After a century of elite climbers taking on the dangerous challenge of ascending the world's highest peak since it was first conquered in 1921, which has seen numbers making the attempt explode in recent years to the point of causing deadly climber traffic jams of sorts along the key routes in subzero oxygen-deprived temperatures, Mount Everest is now subject of a garbage crisis.
New reports have found that 6,613 pounds of trash, or over 3 tons, have been collected from Mount Everest since mid-April, with much more trash expected to be hauled off the mountain. And worse, human remains are still to be found all over the mountain — in some instances rapidly warming temperatures have uncovered bodies of climbers who many years or even decades ago perished on the journey.
The trek is so dangerous, and the threat of severe oxygen deprivation so ever present, that most often climbers who lose their lives at the upper levels of the mountain can't be safely retrieved, and are simply "buried" by layers of snow and ice.
As a BBC reported noted earlier this year, nearly 300 climbers total have died on the mountain since the 1920s, two-thirds of which are still buried on the side of the mountain.
This along with the fact that in order to survive the trip up and down climbers often have to simply leave trash behind — everything from meal wrappers to spent oxygen containers — have made Everest the "world's highest dump... covered in tons of trash and dead bodies" according to a USA Today report this week.
In Alaska, North America’s tallest mountain, Denali, is also having a similar issue, only with human poop.
Last month, it was reported that Denali could be covered in 66 tons of poop as glaciers melt away in the coming decades and perhaps much sooner - a process that's speeding up thanks to climate change. — FOX News
The report highlighted that massive local coordinated effort is underway to remove a total of 11 tons of garbage from the mountain over a period of 45 days. This will include both biodegradable and non-biodegradable waste such as oxygen canisters, kitchen waste, beer bottles and poop.
Nepal's tourism director of tourism, Dandu Raj Ghimire, explained the initiative as follows: "Our goal is to extract as much waste as possible from Everest so as to restore glory to the mountain. Everest is not just the crown of the world, but our pride," according to The Hindu.
"Everything on Everest, other than rock and snow, will be brought back," Tika Ram Gurung, secretary of the Nepal Mountaineering Association, was further quoted as saying in a separate report.
"The goal is to send the message that we should keep this mountain pollution free," he said.
A 12-member cleaning team plans to cover as much territory as can be accomplished safely, and intends to retrieve bodies along the way as well — four of which they've reportedly already retrieved successfully.
A recent BBC report said the UK government had successfully retrieved the bodies of ten British nationals from Mt. Everest in recent years, but the official in charge of the effort acknowledged that “clearly more and more of them are emerging now.”

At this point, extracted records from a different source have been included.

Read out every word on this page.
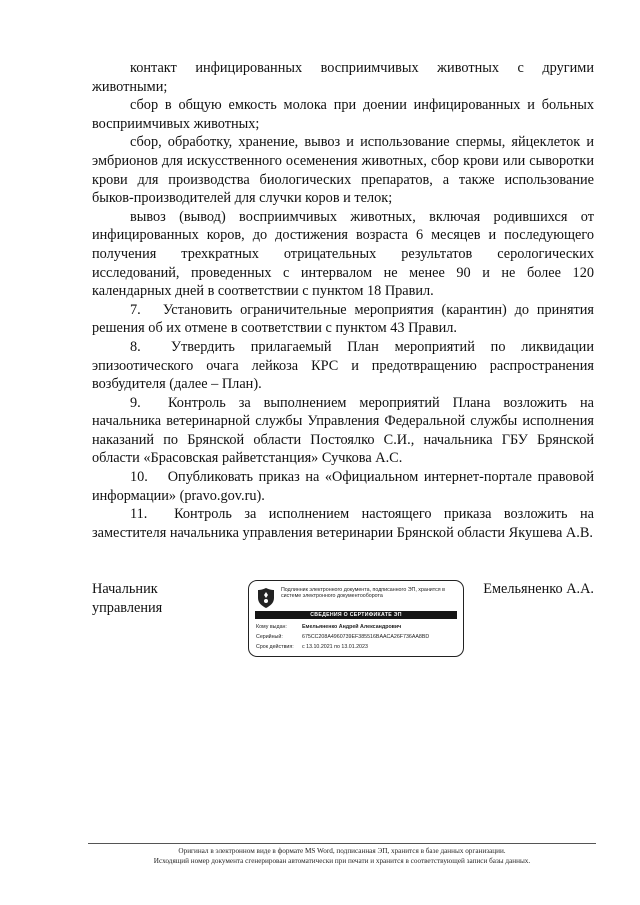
контакт инфицированных восприимчивых животных с другими животными;

сбор в общую емкость молока при доении инфицированных и больных восприимчивых животных;

сбор, обработку, хранение, вывоз и использование спермы, яйцеклеток и эмбрионов для искусственного осеменения животных, сбор крови или сыворотки крови для производства биологических препаратов, а также использование быков-производителей для случки коров и телок;

вывоз (вывод) восприимчивых животных, включая родившихся от инфицированных коров, до достижения возраста 6 месяцев и последующего получения трехкратных отрицательных результатов серологических исследований, проведенных с интервалом не менее 90 и не более 120 календарных дней в соответствии с пунктом 18 Правил.

7.  Установить ограничительные мероприятия (карантин) до принятия решения об их отмене в соответствии с пунктом 43 Правил.

8.  Утвердить прилагаемый План мероприятий по ликвидации эпизоотического очага лейкоза КРС и предотвращению распространения возбудителя (далее – План).

9.  Контроль за выполнением мероприятий Плана возложить на начальника ветеринарной службы Управления Федеральной службы исполнения наказаний по Брянской области Постоялко С.И., начальника ГБУ Брянской области «Брасовская райветстанция» Сучкова А.С.

10.  Опубликовать приказ на «Официальном интернет-портале правовой информации» (pravo.gov.ru).

11.  Контроль за исполнением настоящего приказа возложить на заместителя начальника управления ветеринарии Брянской области Якушева А.В.

Начальник
управления
Подлинник электронного документа, подписанного ЭП, хранится в системе электронного документооборота
СВЕДЕНИЯ О СЕРТИФИКАТЕ ЭП
Кому выдан:	Емельяненко Андрей Александрович
Серийный:	675CC208A4960739EF385516BAACA26F736AA8BD
Срок действия:	с 13.10.2021 по 13.01.2023
Емельяненко А.А.
Оригинал в электронном виде в формате MS Word, подписанная ЭП, хранится в базе данных организации.
Исходящий номер документа сгенерирован автоматически при печати и хранится в соответствующей записи базы данных.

One local Nepalese official also told media outlets that due to warming temperatures, "dead bodies that remained buried all these years are now becoming exposed."
Over 5,000 international climbers have attempted the world's highest peak since its popularity as the world's greatest challenge began in the 20th century, with another nearly 800 set to try this year.
Likely the increased traffic will cause significant and potentially deadly climbing delays, given also the region is notorious for sudden bouts of extreme weather, which can leave people stuck.